Laser can damage retinas from a considerable distance away, so light shielding around the
scaffold is essential. Laser cleaning systems provide the conservator with an extremely gentle
method of cleaning which can be used to remove dirt from very fragile surfaces.
SPECIAL TECHNIQUES
Desalination
Desalination refers to the removal of salts and minerals from a target substance.Soluble salts
are a major contributor for decay, therefore it is usually attempted through the use of poultices,
which may consist of clay, paper pulp, or cellulose ethers.In those instances where calcium
sulfate is to be removed, additional materials may be added in order to increase its solubility.
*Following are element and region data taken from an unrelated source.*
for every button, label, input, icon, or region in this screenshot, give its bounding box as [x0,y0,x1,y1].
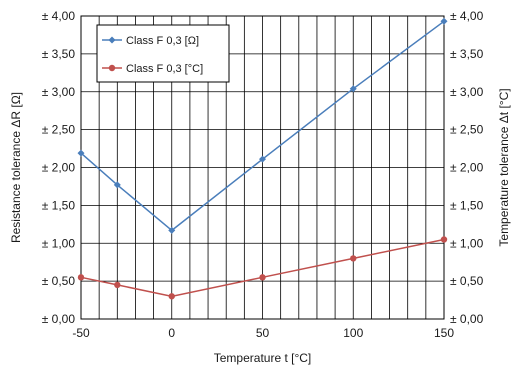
right-y-tick-label: ± 3,50 [450,47,484,61]
left-y-tick-label: ± 1,50 [42,198,76,212]
left-y-tick-label: ± 3,50 [42,47,76,61]
x-axis-title: Temperature t [°C] [214,351,312,365]
series-2 [77,236,448,300]
left-y-tick-label: ± 1,00 [42,236,76,250]
left-y-tick-label: ± 2,00 [42,161,76,175]
right-y-tick-label: ± 3,00 [450,85,484,99]
data-point [114,281,121,289]
legend-marker [108,64,116,72]
series-layer [77,17,448,300]
series-1 [77,17,448,234]
legend-label: Class F 0,3 [Ω] [126,35,199,47]
right-y-tick-label: ± 4,00 [450,9,484,23]
right-y-tick-label: ± 0,50 [450,274,484,288]
data-point [168,226,176,234]
right-y-tick-label: ± 1,50 [450,198,484,212]
x-tick-labels: -50 0 50 100 150 [72,326,454,340]
legend-items: Class F 0,3 [Ω] Class F 0,3 [°C] [102,35,203,75]
right-y-tick-label: ± 0,00 [450,312,484,326]
x-tick-label: 50 [256,326,270,340]
legend-box [96,24,230,83]
data-point [259,274,266,281]
right-y-tick-label: ± 2,50 [450,123,484,137]
data-point [168,293,175,300]
x-tick-label: -50 [72,326,90,340]
left-y-tick-label: ± 3,00 [42,85,76,99]
left-y-tick-labels: ± 0,00 ± 0,50 ± 1,00 ± 1,50 ± 2,00 ± 2,50 ± 3,… [42,9,76,326]
data-point [349,85,357,93]
left-y-tick-label: ± 0,50 [42,274,76,288]
right-y-axis-title: Temperature tolerance Δt [°C] [497,88,511,246]
left-y-tick-label: ± 4,00 [42,9,76,23]
data-point [113,181,121,189]
x-tick-label: 0 [168,326,175,340]
data-point [440,236,448,243]
series-line [80,238,445,298]
right-y-tick-labels: ± 0,00 ± 0,50 ± 1,00 ± 1,50 ± 2,00 ± 2,50 ± 3,… [450,9,484,326]
series-line [80,20,445,232]
left-y-tick-label: ± 2,50 [42,123,76,137]
right-y-tick-label: ± 1,00 [450,236,484,250]
data-point [350,255,357,262]
left-y-tick-label: ± 0,00 [42,312,76,326]
data-point [77,149,85,157]
right-y-tick-label: ± 2,00 [450,161,484,175]
legend-label: Class F 0,3 [°C] [126,63,203,75]
legend-marker [108,36,116,44]
x-tick-label: 100 [343,326,363,340]
legend: Class F 0,3 [Ω] Class F 0,3 [°C] [96,24,230,83]
plot-area [80,15,445,320]
legend-entry: Class F 0,3 [Ω] [102,35,199,47]
data-point [259,155,266,163]
x-tick-label: 150 [434,326,454,340]
data-point [440,17,448,25]
legend-entry: Class F 0,3 [°C] [102,63,203,75]
left-y-axis-title: Resistance tolerance ΔR [Ω] [9,92,23,243]
data-point [77,274,85,281]
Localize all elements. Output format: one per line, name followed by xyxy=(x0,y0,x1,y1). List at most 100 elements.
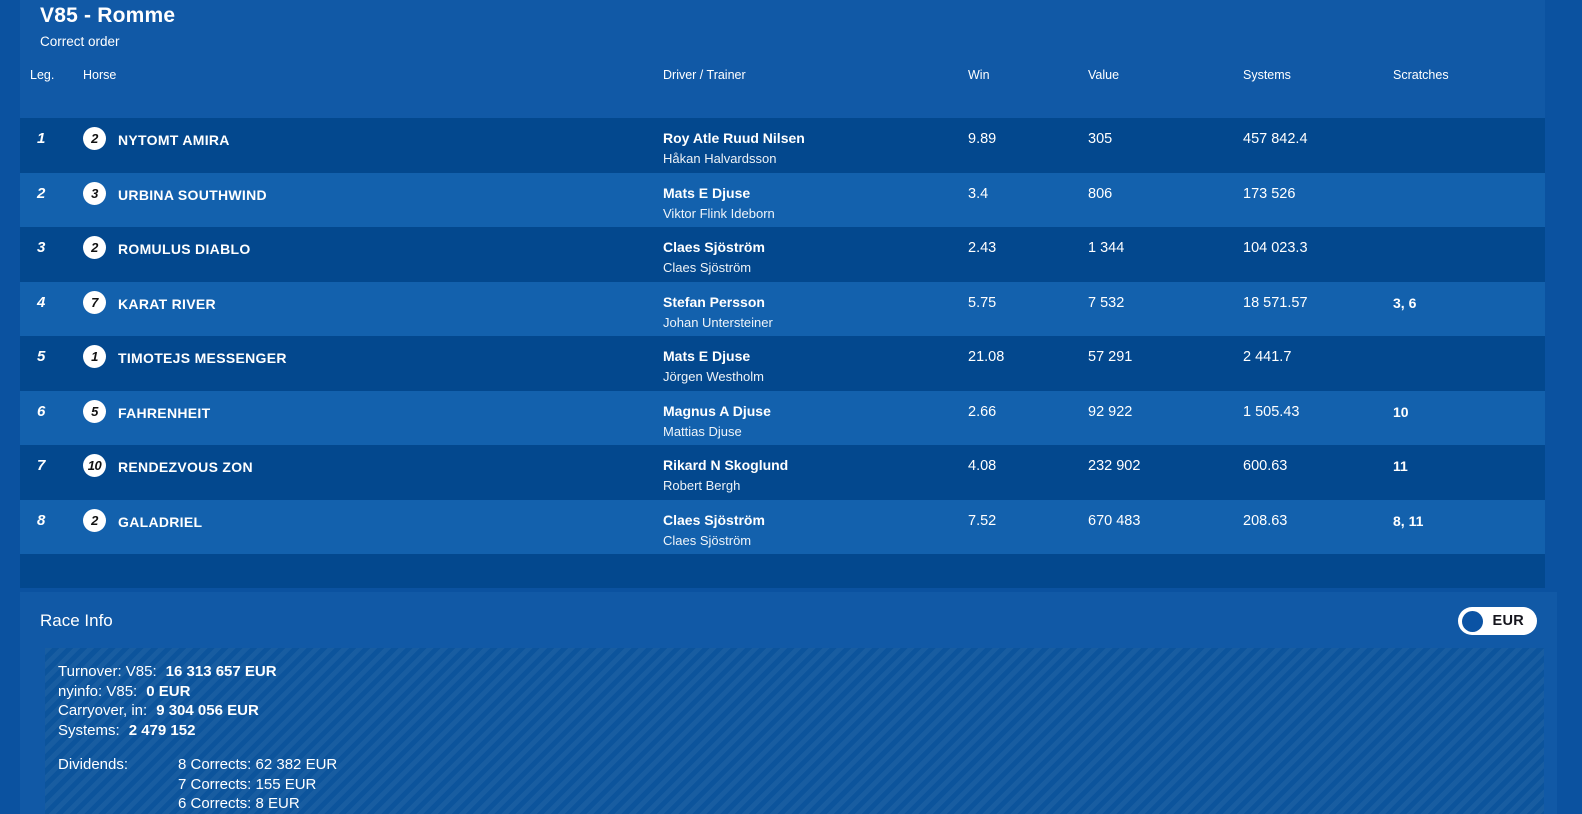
horse-number-cell: 2 xyxy=(83,236,118,259)
value-cell: 670 483 xyxy=(1088,512,1141,529)
results-card: V85 - Romme Correct order Leg. Horse Dri… xyxy=(20,0,1545,588)
table-row: 4 7 KARAT RIVER Stefan Persson Johan Unt… xyxy=(20,281,1545,336)
driver-trainer-cell: Mats E Djuse Viktor Flink Ideborn xyxy=(663,185,968,221)
scratches-value xyxy=(1393,130,1545,131)
race-info-panel: Turnover: V85: 16 313 657 EUR nyinfo: V8… xyxy=(45,648,1544,814)
scratches-value xyxy=(1393,239,1545,240)
win-value: 7.52 xyxy=(968,512,997,529)
systems-value: 457 842.4 xyxy=(1243,131,1308,147)
value-cell: 232 902 xyxy=(1088,458,1141,474)
horse-number-cell: 2 xyxy=(83,508,118,532)
horse-number-cell: 3 xyxy=(83,181,118,205)
systems-value: 104 023.3 xyxy=(1243,240,1308,256)
trainer-name: Mattias Djuse xyxy=(663,423,742,439)
page-title: V85 - Romme xyxy=(40,4,176,27)
stat-line: Turnover: V85: 16 313 657 EUR xyxy=(58,662,1544,682)
horse-name: KARAT RIVER xyxy=(118,295,216,312)
stat-label: Systems: xyxy=(58,721,120,739)
systems-value: 173 526 xyxy=(1243,185,1296,202)
currency-toggle[interactable]: EUR xyxy=(1458,607,1537,635)
scratches-value: 8, 11 xyxy=(1393,512,1424,529)
table-row: 6 5 FAHRENHEIT Magnus A Djuse Mattias Dj… xyxy=(20,390,1545,445)
horse-number-cell: 7 xyxy=(83,290,118,314)
horse-number-cell: 1 xyxy=(83,345,118,368)
scratches-value xyxy=(1393,185,1545,186)
value-cell: 92 922 xyxy=(1088,403,1133,420)
dividends-label: Dividends: xyxy=(58,756,129,773)
systems-value: 600.63 xyxy=(1243,458,1288,474)
stat-value: 0 EUR xyxy=(146,682,191,700)
value-cell: 1 344 xyxy=(1088,240,1125,256)
stat-label: nyinfo: V85: xyxy=(58,682,138,700)
driver-trainer-cell: Claes Sjöström Claes Sjöström xyxy=(663,512,968,548)
horse-number-badge: 5 xyxy=(83,399,106,423)
currency-label: EUR xyxy=(1492,613,1524,629)
driver-trainer-cell: Rikard N Skoglund Robert Bergh xyxy=(663,457,968,493)
systems-value: 18 571.57 xyxy=(1243,294,1308,311)
leg-number: 2 xyxy=(37,184,46,202)
systems-value: 1 505.43 xyxy=(1243,403,1300,420)
driver-name: Magnus A Djuse xyxy=(663,402,771,419)
column-header-systems: Systems xyxy=(1243,68,1291,82)
table-row: 2 3 URBINA SOUTHWIND Mats E Djuse Viktor… xyxy=(20,172,1545,227)
systems-value: 2 441.7 xyxy=(1243,349,1292,365)
trainer-name: Håkan Halvardsson xyxy=(663,151,777,166)
driver-name: Mats E Djuse xyxy=(663,348,751,364)
table-row: 8 2 GALADRIEL Claes Sjöström Claes Sjöst… xyxy=(20,499,1545,554)
leg-number: 5 xyxy=(37,348,46,365)
scratches-value xyxy=(1393,348,1545,349)
leg-number: 8 xyxy=(37,511,46,529)
leg-number: 4 xyxy=(37,293,46,311)
stat-line: Carryover, in: 9 304 056 EUR xyxy=(58,701,1544,721)
race-info-section: Race Info EUR Turnover: V85: 16 313 657 … xyxy=(20,592,1557,814)
column-header-horse: Horse xyxy=(83,68,117,82)
stat-label: Turnover: V85: xyxy=(58,663,157,680)
leg-number: 6 xyxy=(37,402,46,420)
win-value: 21.08 xyxy=(968,349,1005,365)
driver-trainer-cell: Magnus A Djuse Mattias Djuse xyxy=(663,403,968,439)
scratches-value: 10 xyxy=(1393,403,1409,420)
horse-number-badge: 1 xyxy=(83,345,106,368)
horse-name: RENDEZVOUS ZON xyxy=(118,459,253,475)
value-cell: 305 xyxy=(1088,131,1113,147)
driver-trainer-cell: Mats E Djuse Jörgen Westholm xyxy=(663,348,968,384)
driver-name: Rikard N Skoglund xyxy=(663,457,789,473)
value-cell: 57 291 xyxy=(1088,349,1133,365)
horse-number-badge: 2 xyxy=(83,508,106,532)
horse-number-badge: 2 xyxy=(83,236,106,259)
trainer-name: Claes Sjöström xyxy=(663,260,752,275)
trainer-name: Viktor Flink Ideborn xyxy=(663,205,775,221)
dividend-line: 6 Corrects: 8 EUR xyxy=(178,795,300,812)
horse-name: FAHRENHEIT xyxy=(118,404,211,421)
stat-value: 2 479 152 xyxy=(128,721,196,739)
win-value: 4.08 xyxy=(968,458,997,474)
dividends-block: Dividends: 8 Corrects: 62 382 EUR 7 Corr… xyxy=(58,755,1544,814)
horse-name: TIMOTEJS MESSENGER xyxy=(118,350,287,366)
driver-name: Claes Sjöström xyxy=(663,511,765,528)
race-stats: Turnover: V85: 16 313 657 EUR nyinfo: V8… xyxy=(58,662,1544,740)
horse-number-badge: 2 xyxy=(83,127,106,150)
win-value: 3.4 xyxy=(968,185,989,202)
driver-name: Mats E Djuse xyxy=(663,184,751,201)
dividend-line: 7 Corrects: 155 EUR xyxy=(178,775,317,793)
horse-number-cell: 5 xyxy=(83,399,118,423)
table-footer-band xyxy=(20,554,1545,588)
trainer-name: Claes Sjöström xyxy=(663,532,752,548)
win-value: 2.66 xyxy=(968,403,997,420)
horse-number-badge: 7 xyxy=(83,290,106,314)
horse-number-badge: 3 xyxy=(83,181,106,205)
win-value: 9.89 xyxy=(968,131,997,147)
trainer-name: Johan Untersteiner xyxy=(663,314,773,330)
horse-number-badge: 10 xyxy=(83,454,106,477)
stat-line: nyinfo: V85: 0 EUR xyxy=(58,682,1544,702)
trainer-name: Robert Bergh xyxy=(663,478,741,493)
driver-trainer-cell: Stefan Persson Johan Untersteiner xyxy=(663,294,968,330)
table-row: 7 10 RENDEZVOUS ZON Rikard N Skoglund Ro… xyxy=(20,445,1545,500)
leg-number: 3 xyxy=(37,239,46,256)
horse-number-cell: 2 xyxy=(83,127,118,150)
driver-trainer-cell: Claes Sjöström Claes Sjöström xyxy=(663,239,968,275)
trainer-name: Jörgen Westholm xyxy=(663,369,764,384)
horse-name: NYTOMT AMIRA xyxy=(118,132,230,148)
scratches-value: 3, 6 xyxy=(1393,294,1417,311)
The additives may include EDTA and its sodium salts, sodium bicarbonate, ammonium
bicarbonate, and ammonium carbonate .
Surface repair
Refilling
The most common surface repair is the refilling of weathered-out joints. In the past this
pointing operation has often been carried out by using unsuitable materials with strong
hydraulic cement binders, frequently flush-filling over weathered and rounded arrises.
Grouting
Liquid grouts and the flushing operation that must precede grouting are notorious for
introducing or moving concentrations of salts, especially when cement grouts are
used. Mortars for tamping and pointing historic masonry are normally lime/aggregate
mixtures in the proportions 1 :3, but may be gauged with small quantities of cement or finely
ground pozzolanic material.

CONCLUSION
• Stone cleaning is a complex issue.
• In the past it has been undertaken without sufficient consideration.
• An incalculable amount of permanent damage has been caused.
• The appropriate course of action must be driven, bearing in mind the long-term effects
on the appearance of the building and its surroundings.